[v7] mm/mempolicy: Weighted Interleave Auto-tuning

On machines with multiple memory nodes, interleaving page allocations
across nodes allows for better utilization of each node's bandwidth.
Previous work by Gregory Price [1] introduced weighted interleave, which
allowed for pages to be allocated across nodes according to user-set ratios.

Ideally, these weights should be proportional to their bandwidth, so
that under bandwidth pressure, each node uses its maximal efficient
bandwidth and prevents latency from increasing exponentially.

Previously, weighted interleave's default weights were just 1s -- which
would be equivalent to the (unweighted) interleave mempolicy, which goes
through the nodes in a round-robin fashion, ignoring bandwidth information.

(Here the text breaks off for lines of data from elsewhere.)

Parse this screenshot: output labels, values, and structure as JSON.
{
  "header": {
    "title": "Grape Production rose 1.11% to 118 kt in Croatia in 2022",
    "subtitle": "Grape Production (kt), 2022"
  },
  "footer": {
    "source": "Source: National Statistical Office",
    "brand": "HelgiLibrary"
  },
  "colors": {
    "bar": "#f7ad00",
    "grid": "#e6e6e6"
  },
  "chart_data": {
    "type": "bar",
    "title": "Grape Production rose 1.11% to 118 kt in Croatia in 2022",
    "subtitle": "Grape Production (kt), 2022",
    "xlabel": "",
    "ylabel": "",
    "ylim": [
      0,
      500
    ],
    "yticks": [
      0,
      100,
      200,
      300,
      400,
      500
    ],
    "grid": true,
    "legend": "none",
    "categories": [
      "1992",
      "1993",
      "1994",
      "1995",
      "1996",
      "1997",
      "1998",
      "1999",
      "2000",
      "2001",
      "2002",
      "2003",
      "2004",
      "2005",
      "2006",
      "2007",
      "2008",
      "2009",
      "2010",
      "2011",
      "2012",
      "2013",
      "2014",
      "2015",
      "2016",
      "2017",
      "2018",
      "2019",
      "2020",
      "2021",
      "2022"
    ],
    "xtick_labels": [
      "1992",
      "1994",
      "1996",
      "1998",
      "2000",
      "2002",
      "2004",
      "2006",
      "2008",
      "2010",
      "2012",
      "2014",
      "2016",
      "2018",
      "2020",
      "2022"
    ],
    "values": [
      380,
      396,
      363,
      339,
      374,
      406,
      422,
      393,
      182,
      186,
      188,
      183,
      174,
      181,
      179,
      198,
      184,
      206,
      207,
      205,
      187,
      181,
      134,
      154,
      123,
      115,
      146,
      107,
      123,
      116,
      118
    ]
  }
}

This patch has two main goals:
First, it makes weighted interleave easier to use for users who wish to
relieve bandwidth pressure when using nodes with varying bandwidth (CXL).
By providing a set of "real" default weights that just work out of the
box, users who might not have the capability (or wish to) perform
experimentation to find the most optimal weights for their system can
still take advantage of bandwidth-informed weighted interleave.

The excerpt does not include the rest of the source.